Oggi la rituale gara di retorica istituzionale su via D’Amelio. Nessuna risposta su mancata tutela del giudice ucciso, depistaggi di Scarantino e trattativa Stato-mafia

Non è un anniversario come gli altri, questo 19 luglio. La vicenda Crocetta-Tutino. Le parole di Manfredi Borsellino ieri al Palazzo di giustizia. Il simmetrico isolamento di Lucia, la figlia del giudice assassinato. Troppe opacità riportano ai veleni di Palermo. E la memoria della strage di via D’Amelio sfugge alla retorica, ricordando che la verità manca da 23 anni. Un processo giunto a sentenza definitiva tutto da rifare. I depistaggi del caso-Scarantino. L’ombra della trattativa Stato-mafia, il processo osteggiato, attaccato da più parti. Una valanga limacciosa travolge la richiesta di giustizia dei familiari delle vittime, e di quanti si battono per fare luce su una delle pagine più oscure della storia repubblicana.
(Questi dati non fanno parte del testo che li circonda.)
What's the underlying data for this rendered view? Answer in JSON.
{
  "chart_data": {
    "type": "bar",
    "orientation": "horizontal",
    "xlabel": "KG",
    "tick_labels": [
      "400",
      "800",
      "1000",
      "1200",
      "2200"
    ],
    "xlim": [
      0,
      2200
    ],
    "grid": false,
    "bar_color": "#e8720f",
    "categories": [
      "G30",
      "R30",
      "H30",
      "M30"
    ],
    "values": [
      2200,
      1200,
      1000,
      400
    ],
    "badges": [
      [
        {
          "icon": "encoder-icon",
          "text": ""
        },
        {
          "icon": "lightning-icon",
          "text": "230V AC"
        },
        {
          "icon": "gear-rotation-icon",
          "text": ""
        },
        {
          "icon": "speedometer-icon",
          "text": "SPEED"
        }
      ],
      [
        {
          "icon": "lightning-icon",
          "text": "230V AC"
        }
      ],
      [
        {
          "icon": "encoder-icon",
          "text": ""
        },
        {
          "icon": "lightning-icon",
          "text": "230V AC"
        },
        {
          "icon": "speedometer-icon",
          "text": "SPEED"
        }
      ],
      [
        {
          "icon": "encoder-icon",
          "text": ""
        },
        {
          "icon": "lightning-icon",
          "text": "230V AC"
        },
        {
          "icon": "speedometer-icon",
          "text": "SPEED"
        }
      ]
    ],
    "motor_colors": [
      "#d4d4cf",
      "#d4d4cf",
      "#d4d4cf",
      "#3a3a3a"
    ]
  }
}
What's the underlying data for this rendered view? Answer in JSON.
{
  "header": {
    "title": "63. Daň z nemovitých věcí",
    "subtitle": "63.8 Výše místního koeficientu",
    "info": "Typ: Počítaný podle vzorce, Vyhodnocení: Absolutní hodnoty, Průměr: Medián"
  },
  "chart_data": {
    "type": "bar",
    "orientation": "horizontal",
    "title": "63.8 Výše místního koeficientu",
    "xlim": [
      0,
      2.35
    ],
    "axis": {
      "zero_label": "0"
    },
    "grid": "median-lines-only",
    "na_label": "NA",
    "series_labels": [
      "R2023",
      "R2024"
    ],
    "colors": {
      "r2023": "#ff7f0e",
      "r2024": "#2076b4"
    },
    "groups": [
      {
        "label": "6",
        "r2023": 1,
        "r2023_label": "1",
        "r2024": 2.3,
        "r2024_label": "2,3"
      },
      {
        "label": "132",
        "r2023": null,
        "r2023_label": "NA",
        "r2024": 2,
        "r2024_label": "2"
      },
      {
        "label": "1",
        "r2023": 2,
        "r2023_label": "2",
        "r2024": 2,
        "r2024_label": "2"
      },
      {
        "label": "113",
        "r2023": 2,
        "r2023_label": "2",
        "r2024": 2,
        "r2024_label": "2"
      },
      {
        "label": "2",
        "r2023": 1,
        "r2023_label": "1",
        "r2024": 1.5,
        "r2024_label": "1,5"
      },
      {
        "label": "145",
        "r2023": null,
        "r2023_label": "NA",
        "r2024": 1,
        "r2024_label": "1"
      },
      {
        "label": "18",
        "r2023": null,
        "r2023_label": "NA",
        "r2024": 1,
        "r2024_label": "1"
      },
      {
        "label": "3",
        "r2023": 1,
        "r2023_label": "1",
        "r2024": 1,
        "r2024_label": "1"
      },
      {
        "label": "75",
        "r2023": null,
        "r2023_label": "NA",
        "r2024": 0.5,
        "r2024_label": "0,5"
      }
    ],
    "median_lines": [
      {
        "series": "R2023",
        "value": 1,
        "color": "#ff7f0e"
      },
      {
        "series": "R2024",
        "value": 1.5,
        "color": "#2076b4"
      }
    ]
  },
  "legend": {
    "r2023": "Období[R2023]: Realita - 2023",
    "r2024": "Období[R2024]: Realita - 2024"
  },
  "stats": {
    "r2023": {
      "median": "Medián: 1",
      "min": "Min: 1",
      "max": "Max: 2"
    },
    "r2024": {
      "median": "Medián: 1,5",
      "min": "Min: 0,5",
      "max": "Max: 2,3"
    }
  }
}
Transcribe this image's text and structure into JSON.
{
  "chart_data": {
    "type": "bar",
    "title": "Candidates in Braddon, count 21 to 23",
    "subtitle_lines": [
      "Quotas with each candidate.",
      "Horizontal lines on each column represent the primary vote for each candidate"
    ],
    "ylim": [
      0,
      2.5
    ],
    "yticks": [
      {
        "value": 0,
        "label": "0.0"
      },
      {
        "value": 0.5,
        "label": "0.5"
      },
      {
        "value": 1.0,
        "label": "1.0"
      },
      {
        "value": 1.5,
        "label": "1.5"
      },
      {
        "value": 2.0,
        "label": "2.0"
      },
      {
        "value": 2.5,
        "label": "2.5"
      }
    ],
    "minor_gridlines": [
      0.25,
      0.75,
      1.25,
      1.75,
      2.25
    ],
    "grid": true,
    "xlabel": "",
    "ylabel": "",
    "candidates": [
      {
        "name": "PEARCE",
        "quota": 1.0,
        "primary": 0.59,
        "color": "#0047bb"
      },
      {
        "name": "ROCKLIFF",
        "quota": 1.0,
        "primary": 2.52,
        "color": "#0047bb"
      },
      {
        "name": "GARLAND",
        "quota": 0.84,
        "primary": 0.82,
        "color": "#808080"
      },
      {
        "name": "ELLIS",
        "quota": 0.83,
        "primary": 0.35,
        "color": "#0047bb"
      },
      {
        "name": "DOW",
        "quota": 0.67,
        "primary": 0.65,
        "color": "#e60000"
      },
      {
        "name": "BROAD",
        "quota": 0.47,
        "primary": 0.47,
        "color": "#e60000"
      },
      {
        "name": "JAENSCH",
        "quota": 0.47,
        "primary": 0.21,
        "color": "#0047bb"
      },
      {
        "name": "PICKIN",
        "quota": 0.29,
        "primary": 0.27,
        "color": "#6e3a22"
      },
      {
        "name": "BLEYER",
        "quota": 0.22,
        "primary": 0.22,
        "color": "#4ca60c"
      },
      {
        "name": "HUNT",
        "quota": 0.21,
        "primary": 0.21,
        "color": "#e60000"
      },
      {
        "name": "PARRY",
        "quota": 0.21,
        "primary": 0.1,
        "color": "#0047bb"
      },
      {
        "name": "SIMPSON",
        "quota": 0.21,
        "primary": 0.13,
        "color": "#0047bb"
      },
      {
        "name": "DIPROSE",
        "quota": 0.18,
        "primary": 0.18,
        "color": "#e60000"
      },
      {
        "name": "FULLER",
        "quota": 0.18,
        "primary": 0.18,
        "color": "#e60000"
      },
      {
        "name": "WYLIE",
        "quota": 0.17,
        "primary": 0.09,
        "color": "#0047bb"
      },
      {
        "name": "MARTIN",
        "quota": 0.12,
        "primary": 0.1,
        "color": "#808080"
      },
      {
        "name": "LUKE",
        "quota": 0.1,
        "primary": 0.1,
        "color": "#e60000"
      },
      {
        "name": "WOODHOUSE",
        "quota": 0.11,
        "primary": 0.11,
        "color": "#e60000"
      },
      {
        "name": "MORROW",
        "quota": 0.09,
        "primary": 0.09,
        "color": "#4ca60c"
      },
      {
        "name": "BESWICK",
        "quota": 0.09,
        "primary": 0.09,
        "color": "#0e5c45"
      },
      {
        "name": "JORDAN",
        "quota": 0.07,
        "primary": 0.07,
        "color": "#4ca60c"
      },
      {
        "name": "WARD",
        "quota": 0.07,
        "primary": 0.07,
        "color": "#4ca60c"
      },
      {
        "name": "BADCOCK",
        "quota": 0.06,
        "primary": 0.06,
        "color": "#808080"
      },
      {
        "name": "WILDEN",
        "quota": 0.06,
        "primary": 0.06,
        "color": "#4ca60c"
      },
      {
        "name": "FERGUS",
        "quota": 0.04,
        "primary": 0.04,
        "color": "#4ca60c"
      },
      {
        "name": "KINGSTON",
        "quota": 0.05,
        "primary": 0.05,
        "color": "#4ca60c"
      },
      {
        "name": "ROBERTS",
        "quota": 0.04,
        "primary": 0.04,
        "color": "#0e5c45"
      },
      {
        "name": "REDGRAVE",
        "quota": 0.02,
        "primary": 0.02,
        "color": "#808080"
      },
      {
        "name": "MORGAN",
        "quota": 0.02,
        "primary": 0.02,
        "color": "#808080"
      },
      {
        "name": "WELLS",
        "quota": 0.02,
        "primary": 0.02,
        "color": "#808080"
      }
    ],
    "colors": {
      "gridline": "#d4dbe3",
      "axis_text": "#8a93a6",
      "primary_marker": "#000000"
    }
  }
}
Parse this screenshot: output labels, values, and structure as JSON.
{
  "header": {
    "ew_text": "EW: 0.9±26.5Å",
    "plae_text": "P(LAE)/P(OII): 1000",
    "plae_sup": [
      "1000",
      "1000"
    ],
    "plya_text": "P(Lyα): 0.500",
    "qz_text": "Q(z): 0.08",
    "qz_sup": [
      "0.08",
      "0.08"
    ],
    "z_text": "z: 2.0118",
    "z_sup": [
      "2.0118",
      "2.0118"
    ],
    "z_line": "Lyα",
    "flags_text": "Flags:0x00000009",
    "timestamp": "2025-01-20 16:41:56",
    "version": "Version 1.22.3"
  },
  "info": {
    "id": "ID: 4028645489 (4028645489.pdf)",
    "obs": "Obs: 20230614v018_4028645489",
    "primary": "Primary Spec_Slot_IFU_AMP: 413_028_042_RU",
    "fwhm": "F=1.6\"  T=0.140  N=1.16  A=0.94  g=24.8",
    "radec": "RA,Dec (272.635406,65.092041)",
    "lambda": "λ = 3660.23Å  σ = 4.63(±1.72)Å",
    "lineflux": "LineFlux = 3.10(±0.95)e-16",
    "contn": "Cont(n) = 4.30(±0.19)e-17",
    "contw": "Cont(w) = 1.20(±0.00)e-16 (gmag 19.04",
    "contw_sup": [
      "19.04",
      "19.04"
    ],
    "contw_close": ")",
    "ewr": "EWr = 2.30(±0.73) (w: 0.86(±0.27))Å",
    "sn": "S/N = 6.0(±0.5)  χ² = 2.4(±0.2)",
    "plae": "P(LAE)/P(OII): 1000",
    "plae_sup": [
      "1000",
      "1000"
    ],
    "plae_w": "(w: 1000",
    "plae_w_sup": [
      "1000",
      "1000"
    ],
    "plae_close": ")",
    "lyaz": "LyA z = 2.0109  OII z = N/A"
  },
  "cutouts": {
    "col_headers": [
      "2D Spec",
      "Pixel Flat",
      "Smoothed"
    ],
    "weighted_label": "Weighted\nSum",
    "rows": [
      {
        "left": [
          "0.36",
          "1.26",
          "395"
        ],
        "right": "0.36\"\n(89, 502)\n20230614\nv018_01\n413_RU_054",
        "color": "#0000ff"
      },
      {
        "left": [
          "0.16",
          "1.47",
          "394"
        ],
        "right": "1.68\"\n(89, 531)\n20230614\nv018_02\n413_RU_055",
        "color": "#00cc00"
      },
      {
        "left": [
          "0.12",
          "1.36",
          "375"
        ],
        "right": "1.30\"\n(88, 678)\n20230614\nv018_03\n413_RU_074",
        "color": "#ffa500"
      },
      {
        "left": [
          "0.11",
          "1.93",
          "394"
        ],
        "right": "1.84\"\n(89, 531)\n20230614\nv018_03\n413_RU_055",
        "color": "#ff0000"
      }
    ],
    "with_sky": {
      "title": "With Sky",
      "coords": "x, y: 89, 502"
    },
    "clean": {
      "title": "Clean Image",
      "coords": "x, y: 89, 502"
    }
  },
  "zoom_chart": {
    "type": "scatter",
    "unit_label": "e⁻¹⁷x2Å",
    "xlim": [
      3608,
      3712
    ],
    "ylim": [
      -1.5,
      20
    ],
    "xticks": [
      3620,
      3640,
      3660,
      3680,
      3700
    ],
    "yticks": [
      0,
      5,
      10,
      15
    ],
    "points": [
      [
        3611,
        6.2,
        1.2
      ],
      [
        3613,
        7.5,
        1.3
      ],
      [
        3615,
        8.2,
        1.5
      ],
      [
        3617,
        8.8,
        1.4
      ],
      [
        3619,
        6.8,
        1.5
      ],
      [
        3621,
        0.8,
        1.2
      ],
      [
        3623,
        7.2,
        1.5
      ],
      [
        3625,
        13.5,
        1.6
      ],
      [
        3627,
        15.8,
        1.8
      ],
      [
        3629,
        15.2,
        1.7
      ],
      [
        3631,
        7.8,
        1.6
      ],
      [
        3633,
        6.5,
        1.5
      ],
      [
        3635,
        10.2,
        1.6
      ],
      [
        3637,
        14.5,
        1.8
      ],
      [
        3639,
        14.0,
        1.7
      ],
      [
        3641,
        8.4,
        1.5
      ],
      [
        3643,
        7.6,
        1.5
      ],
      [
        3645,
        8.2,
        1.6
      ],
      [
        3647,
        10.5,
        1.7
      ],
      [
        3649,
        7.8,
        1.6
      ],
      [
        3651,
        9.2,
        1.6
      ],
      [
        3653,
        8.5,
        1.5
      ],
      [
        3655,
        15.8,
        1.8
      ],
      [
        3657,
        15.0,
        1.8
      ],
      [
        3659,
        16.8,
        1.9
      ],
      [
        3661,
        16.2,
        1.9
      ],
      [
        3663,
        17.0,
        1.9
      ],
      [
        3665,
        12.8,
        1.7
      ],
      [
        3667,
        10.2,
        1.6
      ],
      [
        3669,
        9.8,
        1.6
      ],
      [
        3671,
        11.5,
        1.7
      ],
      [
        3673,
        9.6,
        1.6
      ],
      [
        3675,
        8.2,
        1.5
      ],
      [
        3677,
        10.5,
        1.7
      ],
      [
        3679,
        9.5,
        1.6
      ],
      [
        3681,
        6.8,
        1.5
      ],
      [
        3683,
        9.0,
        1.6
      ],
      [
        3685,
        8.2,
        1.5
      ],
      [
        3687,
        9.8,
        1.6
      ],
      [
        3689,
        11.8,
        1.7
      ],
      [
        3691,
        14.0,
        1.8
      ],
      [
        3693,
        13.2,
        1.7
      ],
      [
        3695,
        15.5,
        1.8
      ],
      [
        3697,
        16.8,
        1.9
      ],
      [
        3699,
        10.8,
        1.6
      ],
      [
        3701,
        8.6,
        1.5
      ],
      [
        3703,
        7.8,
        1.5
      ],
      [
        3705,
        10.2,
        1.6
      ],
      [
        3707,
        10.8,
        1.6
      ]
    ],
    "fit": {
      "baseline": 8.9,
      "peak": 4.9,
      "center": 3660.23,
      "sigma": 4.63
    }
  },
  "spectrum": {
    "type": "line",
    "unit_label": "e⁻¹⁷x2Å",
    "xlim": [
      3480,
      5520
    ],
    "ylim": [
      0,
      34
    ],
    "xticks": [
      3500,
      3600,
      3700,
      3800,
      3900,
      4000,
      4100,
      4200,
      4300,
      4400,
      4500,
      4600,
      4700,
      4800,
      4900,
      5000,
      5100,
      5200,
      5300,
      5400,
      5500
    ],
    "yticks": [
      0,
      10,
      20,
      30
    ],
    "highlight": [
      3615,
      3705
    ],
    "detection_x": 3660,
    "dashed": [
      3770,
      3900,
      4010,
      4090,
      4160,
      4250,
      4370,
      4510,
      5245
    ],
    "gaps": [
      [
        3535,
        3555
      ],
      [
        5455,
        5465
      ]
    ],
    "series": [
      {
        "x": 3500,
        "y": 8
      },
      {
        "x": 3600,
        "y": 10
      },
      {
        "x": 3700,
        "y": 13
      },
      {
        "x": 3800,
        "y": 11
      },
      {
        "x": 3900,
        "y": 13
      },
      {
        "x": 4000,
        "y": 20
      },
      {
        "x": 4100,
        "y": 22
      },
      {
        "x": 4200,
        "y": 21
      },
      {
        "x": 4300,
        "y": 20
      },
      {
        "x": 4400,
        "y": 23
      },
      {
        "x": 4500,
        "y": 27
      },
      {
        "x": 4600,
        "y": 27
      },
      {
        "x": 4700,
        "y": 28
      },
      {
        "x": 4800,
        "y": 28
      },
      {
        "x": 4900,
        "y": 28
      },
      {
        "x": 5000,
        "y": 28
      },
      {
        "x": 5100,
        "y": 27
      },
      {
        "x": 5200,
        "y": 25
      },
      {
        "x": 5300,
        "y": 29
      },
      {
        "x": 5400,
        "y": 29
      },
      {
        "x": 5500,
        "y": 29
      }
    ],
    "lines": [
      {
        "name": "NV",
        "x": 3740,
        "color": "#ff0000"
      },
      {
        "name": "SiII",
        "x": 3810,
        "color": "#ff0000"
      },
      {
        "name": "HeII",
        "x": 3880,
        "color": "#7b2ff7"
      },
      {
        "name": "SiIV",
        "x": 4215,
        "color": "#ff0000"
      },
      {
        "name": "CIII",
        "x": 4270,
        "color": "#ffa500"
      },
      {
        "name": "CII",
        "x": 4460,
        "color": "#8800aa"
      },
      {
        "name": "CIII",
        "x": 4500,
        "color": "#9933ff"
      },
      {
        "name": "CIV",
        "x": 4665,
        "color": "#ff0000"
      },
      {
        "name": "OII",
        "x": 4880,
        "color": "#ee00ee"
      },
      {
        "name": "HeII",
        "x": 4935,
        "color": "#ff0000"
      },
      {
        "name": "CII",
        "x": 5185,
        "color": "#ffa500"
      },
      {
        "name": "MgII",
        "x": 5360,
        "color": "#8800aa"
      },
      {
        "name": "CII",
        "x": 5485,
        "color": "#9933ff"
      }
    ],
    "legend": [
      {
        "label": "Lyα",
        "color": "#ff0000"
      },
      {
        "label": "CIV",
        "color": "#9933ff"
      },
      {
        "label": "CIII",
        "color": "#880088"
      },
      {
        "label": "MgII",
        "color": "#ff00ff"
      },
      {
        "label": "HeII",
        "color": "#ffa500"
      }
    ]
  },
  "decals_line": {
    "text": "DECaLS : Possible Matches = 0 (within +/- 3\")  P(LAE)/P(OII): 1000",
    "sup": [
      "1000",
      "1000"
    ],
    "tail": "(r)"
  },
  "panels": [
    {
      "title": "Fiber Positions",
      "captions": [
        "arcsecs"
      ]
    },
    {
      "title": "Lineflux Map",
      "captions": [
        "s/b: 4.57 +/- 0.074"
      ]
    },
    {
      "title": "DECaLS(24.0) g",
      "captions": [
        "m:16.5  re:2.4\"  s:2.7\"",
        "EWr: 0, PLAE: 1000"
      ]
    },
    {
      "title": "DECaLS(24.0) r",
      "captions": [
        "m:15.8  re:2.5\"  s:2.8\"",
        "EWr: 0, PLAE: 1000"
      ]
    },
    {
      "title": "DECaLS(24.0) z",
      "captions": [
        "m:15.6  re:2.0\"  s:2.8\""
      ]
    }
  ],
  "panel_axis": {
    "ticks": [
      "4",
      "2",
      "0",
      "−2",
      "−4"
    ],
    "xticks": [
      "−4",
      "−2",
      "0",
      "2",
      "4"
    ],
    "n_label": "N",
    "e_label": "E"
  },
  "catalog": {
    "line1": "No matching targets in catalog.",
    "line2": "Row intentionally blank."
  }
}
Per decenza, ometteremo la rituale gara di dichiarazioni di politici e istituzioni. Un’orgia di retorica che celebra da morto un servitore dello Stato colpito alle spalle, mentre si opponeva a patti inconfessabili, e indagava sull’omicidio dell’amico Giovanni Falcone. Una cacofonia in cerca di bollini di verginità, a cui fa da abituale contraltare il contegno dei familiari. Restano inevase le domande cruciali. In un’intervista alla Rai, il magistrato Antonino Caponnetto precisò che giovedì 16 luglio, tre giorni prima dell’attentato, Paolo Borsellino ebbe la certezza indubitabile che era arrivato il tritolo per lui. Perché non furono prese misure straordinarie a sua tutela, come quella perfino banale di vietare la sosta sotto casa della madre, luogo da lui frequentato abitualmente? E’ da questi interrogativi che bisogna ancora partire. Rifiutando l’ipocrisia di uno Stato che non ammette di farsi processare.